Windows Disk Timeouts and Exchange Server 2010
A few months Bruce Langworthy wrote an excellent article regarding some new recommendations for setting the Windows Disk Timeout value - http://blogs.msdn.com/b/san/archive/2011/08/15/the-windows-disk-timeout-value-understanding-why-this-should-be-set-to-a-small-value.aspx.
This post got me thinking about Exchange and how we deal with I/O problems. If you haven't read Bruce's article, it explains that the default disk timeout of 60 seconds means that Windows will not report the hung I/O for 60 seconds and won't retry the I/O for 8 minutes. 8 minutes is far too long to wait before retrying a hung IO, so Microsoft is releasing new guidance recommending changing the Windows Disk Timeout setting to a value that aligns with your storage architecture.

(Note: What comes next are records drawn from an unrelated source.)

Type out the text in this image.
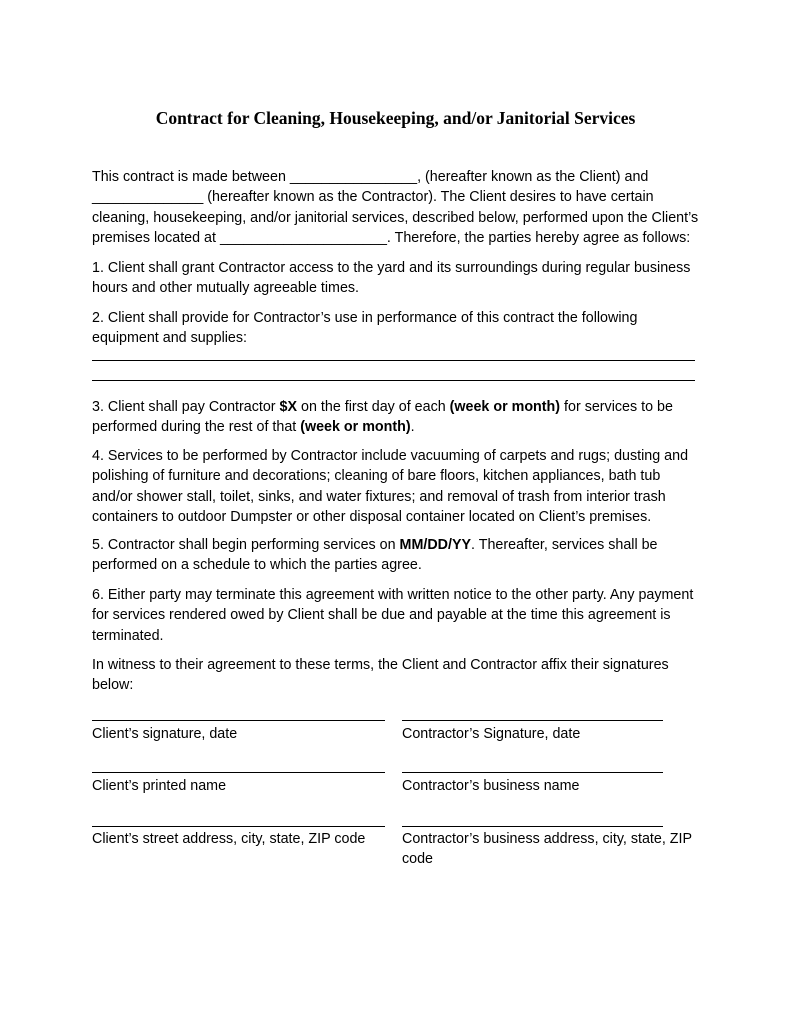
Contract for Cleaning, Housekeeping, and/or Janitorial Services
This contract is made between ________________, (hereafter known as the Client) and
______________ (hereafter known as the Contractor). The Client desires to have certain
cleaning, housekeeping, and/or janitorial services, described below, performed upon the Client’s
premises located at _____________________. Therefore, the parties hereby agree as follows:
1. Client shall grant Contractor access to the yard and its surroundings during regular business
hours and other mutually agreeable times.
2. Client shall provide for Contractor’s use in performance of this contract the following
equipment and supplies:
3. Client shall pay Contractor $X on the first day of each (week or month) for services to be
performed during the rest of that (week or month).
4. Services to be performed by Contractor include vacuuming of carpets and rugs; dusting and
polishing of furniture and decorations; cleaning of bare floors, kitchen appliances, bath tub
and/or shower stall, toilet, sinks, and water fixtures; and removal of trash from interior trash
containers to outdoor Dumpster or other disposal container located on Client’s premises.
5. Contractor shall begin performing services on MM/DD/YY. Thereafter, services shall be
performed on a schedule to which the parties agree.
6. Either party may terminate this agreement with written notice to the other party. Any payment
for services rendered owed by Client shall be due and payable at the time this agreement is
terminated.
In witness to their agreement to these terms, the Client and Contractor affix their signatures
below:
Client’s signature, date	Contractor’s Signature, date
Client’s printed name	Contractor’s business name
Client’s street address, city, state, ZIP code	Contractor’s business address, city, state, ZIP
code
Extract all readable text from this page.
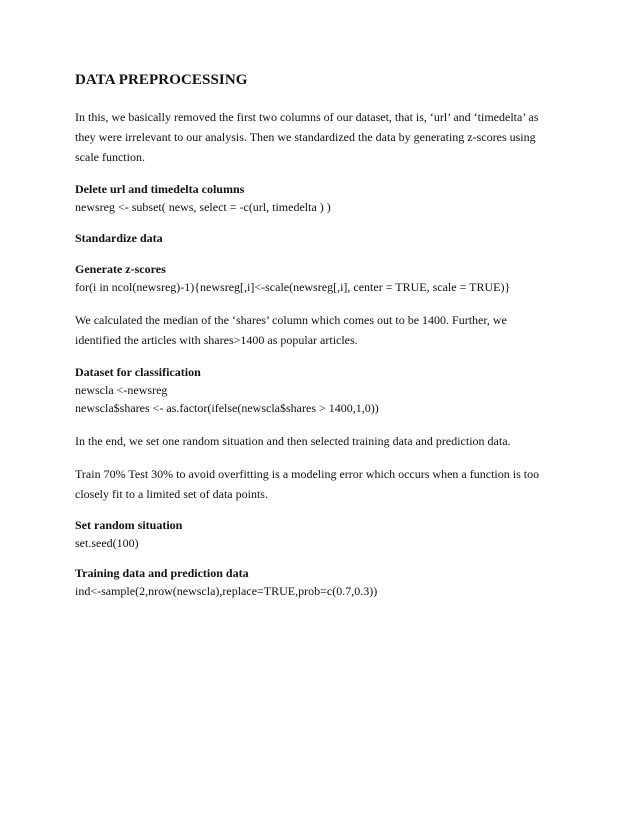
DATA PREPROCESSING

In this, we basically removed the first two columns of our dataset, that is, ‘url’ and ‘timedelta’ as

they were irrelevant to our analysis. Then we standardized the data by generating z-scores using

scale function.

Delete url and timedelta columns

newsreg <- subset( news, select = -c(url, timedelta ) )

Standardize data

Generate z-scores

for(i in ncol(newsreg)-1){newsreg[,i]<-scale(newsreg[,i], center = TRUE, scale = TRUE)}

We calculated the median of the ‘shares’ column which comes out to be 1400. Further, we

identified the articles with shares>1400 as popular articles.

Dataset for classification

newscla <-newsreg

newscla$shares <- as.factor(ifelse(newscla$shares > 1400,1,0))

In the end, we set one random situation and then selected training data and prediction data.

Train 70% Test 30% to avoid overfitting is a modeling error which occurs when a function is too

closely fit to a limited set of data points.

Set random situation

set.seed(100)

Training data and prediction data

ind<-sample(2,nrow(newscla),replace=TRUE,prob=c(0.7,0.3))
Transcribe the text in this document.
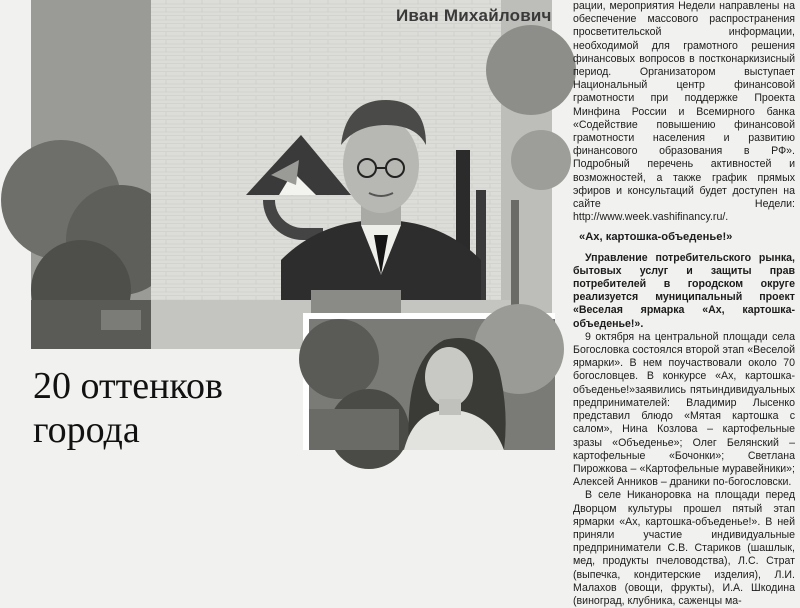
Иван Михайлович
20 оттенков
города

рации, мероприятия Недели направлены на обеспечение массового распространения просветительской информации, необходимой для грамотного решения финансовых вопросов в постконаркизисный период. Организатором выступает Национальный центр финансовой грамотности при поддержке Проекта Минфина России и Всемирного банка «Содействие повышению финансовой грамотности населения и развитию финансового образования в РФ». Подробный перечень активностей и возможностей, а также график прямых эфиров и консультаций будет доступен на сайте Недели: http://www.week.vashifinancy.ru/.

«Ах, картошка-объеденье!»

Управление потребительского рынка, бытовых услуг и защиты прав потребителей в городском округе реализуется муниципальный проект «Веселая ярмарка «Ах, картошка-объеденье!».

9 октября на центральной площади села Богословка состоялся второй этап «Веселой ярмарки». В нем поучаствовали около 70 богословцев. В конкурсе «Ах, картошка-объеденье!»заявились пятьиндивидуальных предпринимателей: Владимир Лысенко представил блюдо «Мятая картошка с салом», Нина Козлова – картофельные зразы «Объеденье»; Олег Белянский – картофельные «Бочонки»; Светлана Пирожкова – «Картофельные муравейники»; Алексей Анников – драники по-богословски.

В селе Никаноровка на площади перед Дворцом культуры прошел пятый этап ярмарки «Ах, картошка-объеденье!». В ней приняли участие индивидуальные предприниматели С.В. Стариков (шашлык, мед, продукты пчеловодства), Л.С. Страт (выпечка, кондитерские изделия), Л.И. Малахов (овощи, фрукты), И.А. Шкодина (виноград, клубника, саженцы ма-
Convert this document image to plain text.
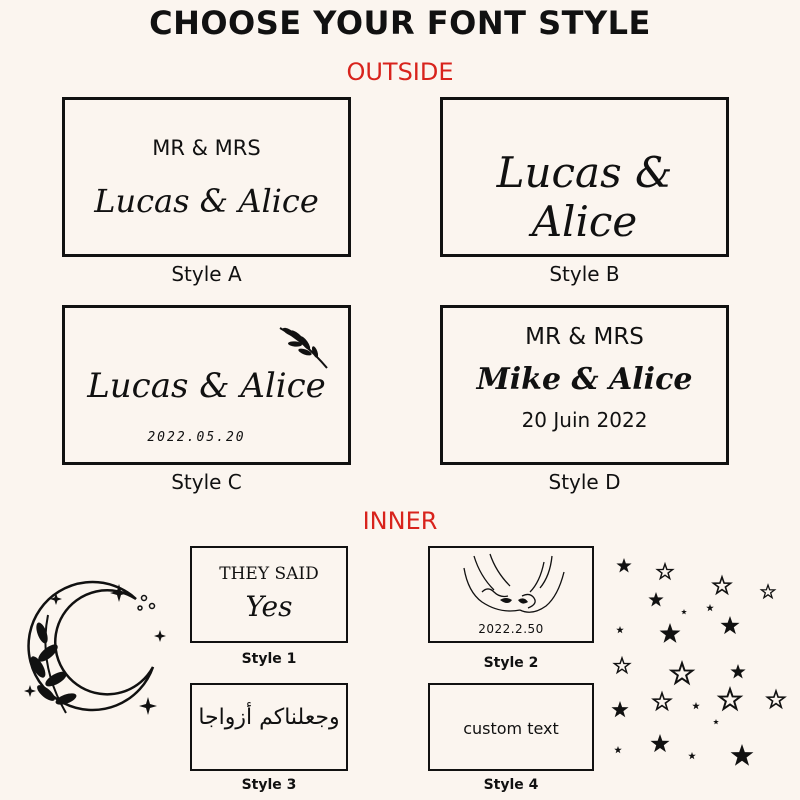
CHOOSE YOUR FONT STYLE
OUTSIDE
MR & MRS
Lucas & Alice
Style A
Lucas & Alice
Style B
Lucas & Alice
2022.05.20
Style C
MR & MRS
Mike & Alice
20 Juin 2022
Style D
INNER
THEY SAID
Yes
Style 1
2022.2.50
Style 2
وجعلناكم أزواجا
Style 3
custom text
Style 4
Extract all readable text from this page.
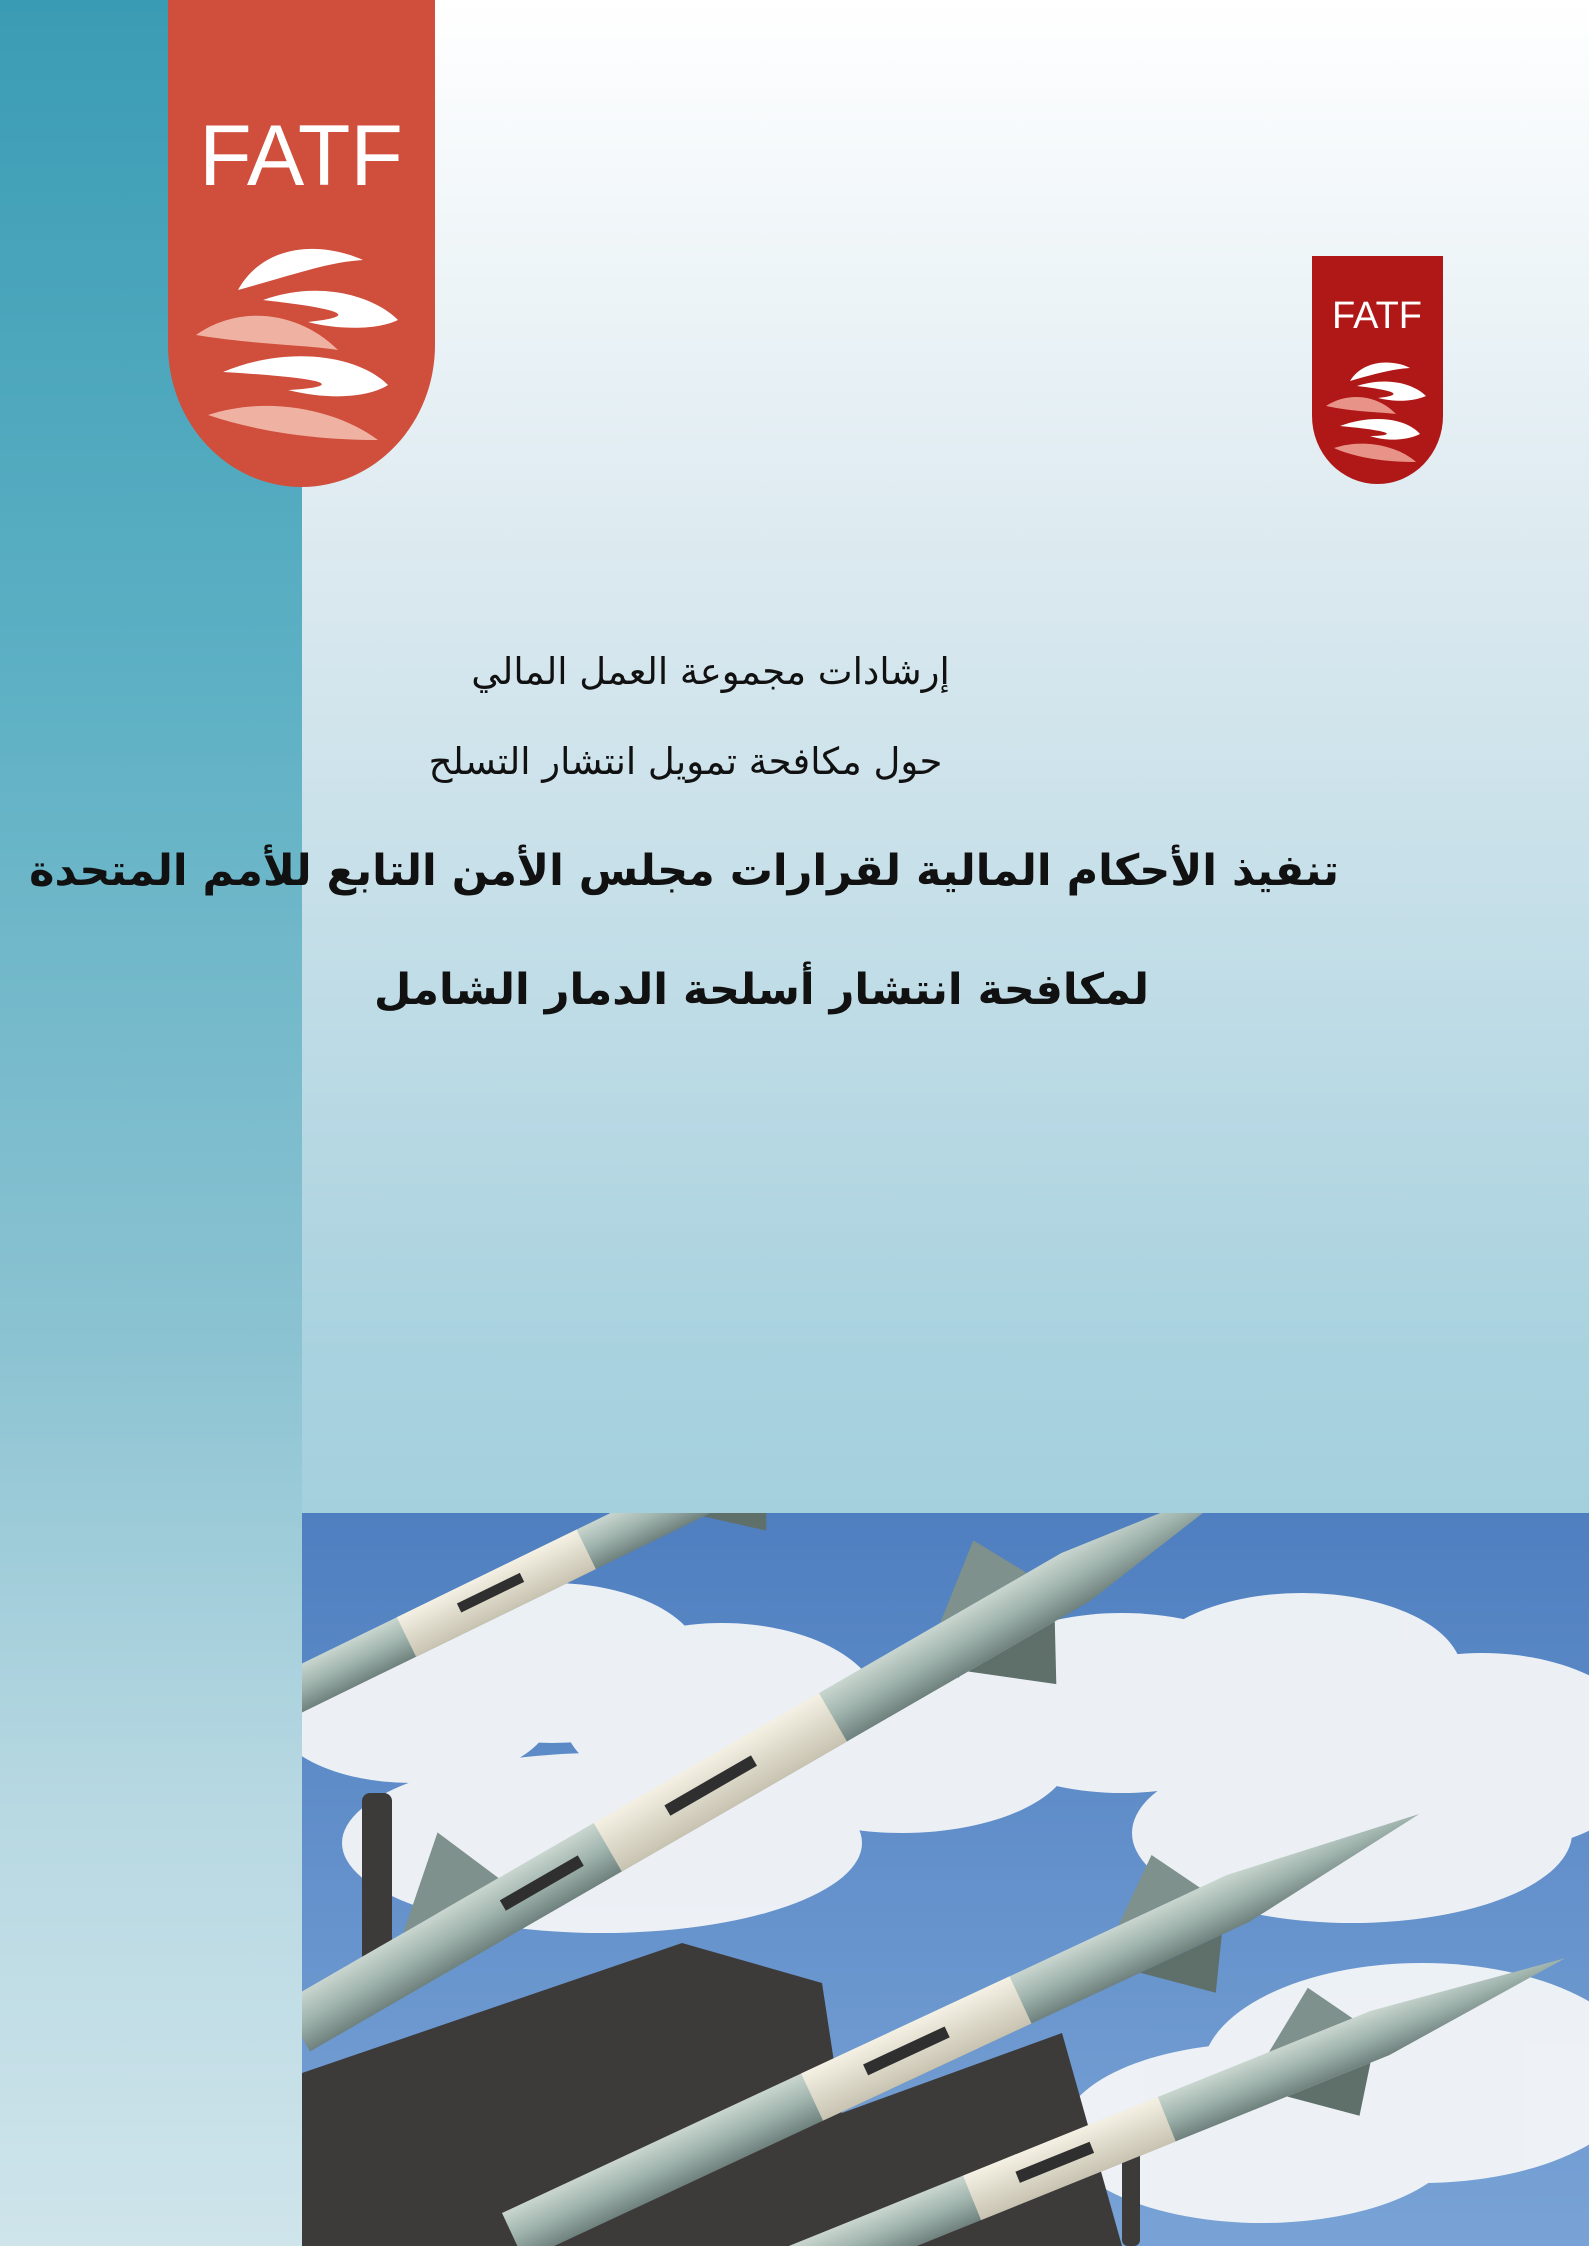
FATF
FATF
إرشادات مجموعة العمل المالي
حول مكافحة تمويل انتشار التسلح
تنفيذ الأحكام المالية لقرارات مجلس الأمن التابع للأمم المتحدة
لمكافحة انتشار أسلحة الدمار الشامل
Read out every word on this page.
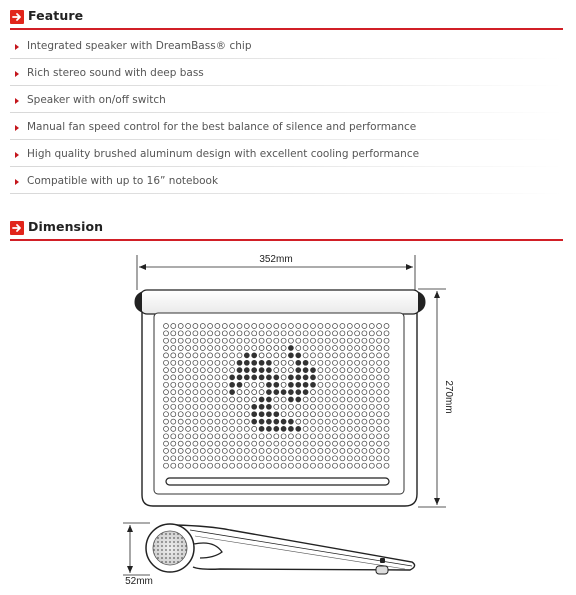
Feature
Integrated speaker with DreamBass® chip
Rich stereo sound with deep bass
Speaker with on/off switch
Manual fan speed control for the best balance of silence and performance
High quality brushed aluminum design with excellent cooling performance
Compatible with up to 16” notebook
Dimension
352mm
270mm
52mm
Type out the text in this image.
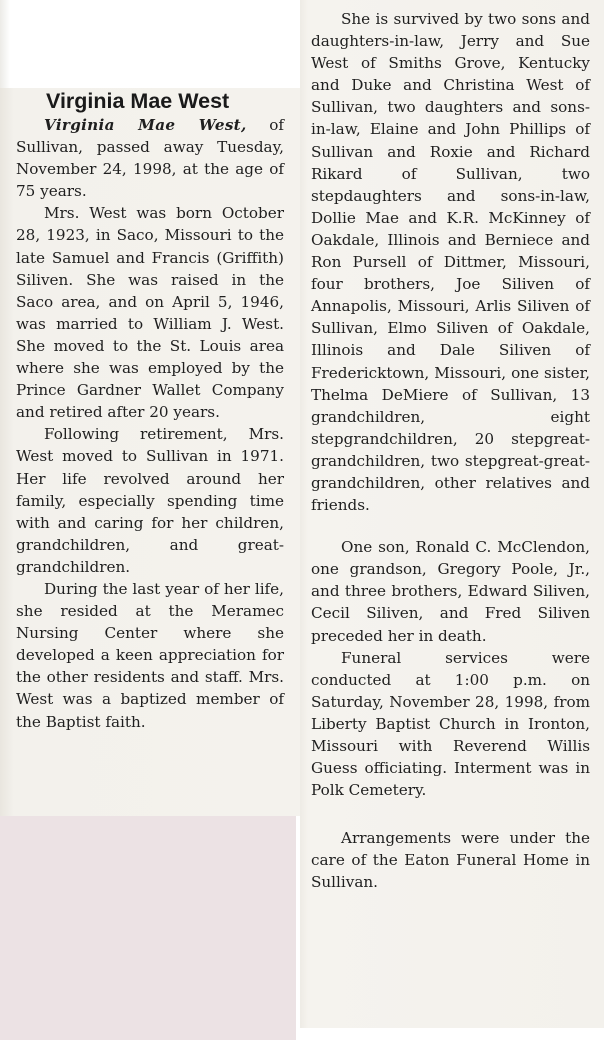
Virginia Mae West

Virginia Mae West, of Sullivan, passed away Tuesday, November 24, 1998, at the age of 75 years.

Mrs. West was born October 28, 1923, in Saco, Missouri to the late Samuel and Francis (Griffith) Siliven. She was raised in the Saco area, and on April 5, 1946, was married to William J. West. She moved to the St. Louis area where she was employed by the Prince Gardner Wallet Company and retired after 20 years.

Following retirement, Mrs. West moved to Sullivan in 1971. Her life revolved around her family, especially spending time with and caring for her children, grandchildren, and great-grandchildren.

During the last year of her life, she resided at the Meramec Nursing Center where she developed a keen appreciation for the other residents and staff. Mrs. West was a baptized member of the Baptist faith.

She is survived by two sons and daughters-in-law, Jerry and Sue West of Smiths Grove, Kentucky and Duke and Christina West of Sullivan, two daughters and sons-in-law, Elaine and John Phillips of Sullivan and Roxie and Richard Rikard of Sullivan, two stepdaughters and sons-in-law, Dollie Mae and K.R. McKinney of Oakdale, Illinois and Berniece and Ron Pursell of Dittmer, Missouri, four brothers, Joe Siliven of Annapolis, Missouri, Arlis Siliven of Sullivan, Elmo Siliven of Oakdale, Illinois and Dale Siliven of Fredericktown, Missouri, one sister, Thelma DeMiere of Sullivan, 13 grandchildren, eight stepgrandchildren, 20 stepgreat-grandchildren, two stepgreat-great-grandchildren, other relatives and friends.

One son, Ronald C. McClendon, one grandson, Gregory Poole, Jr., and three brothers, Edward Siliven, Cecil Siliven, and Fred Siliven preceded her in death.

Funeral services were conducted at 1:00 p.m. on Saturday, November 28, 1998, from Liberty Baptist Church in Ironton, Missouri with Reverend Willis Guess officiating. Interment was in Polk Cemetery.

Arrangements were under the care of the Eaton Funeral Home in Sullivan.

The question in my mind for Exchange was simple, how does this disk timeout behavior affect Exchange DAG deployments; more specifically should I reduce the Windows Disk Timeout on my Exchange Servers as per the new recommendations or leave things alone??
To answer this question I approached some of our ESE developers to get their thoughts… this is what came from that discussion…
- The Windows Disk Timeout value is mainly intended for event logging and I/O retry.
- Prior to Exchange Server 2010, Exchange did not take any action for slow I/O other than report it in the event log.
- Exchange Server 2010 RTM introduced pre-emptive page patching (clean page overwrite) for pages affected by slow I/O.
- Exchange Server 2010 SP1 is the first version of Exchange to include intelligence for dealing with hung I/O and will actively fail (bugcheck) the server if the hung I/O is affecting active databases on a DAG node.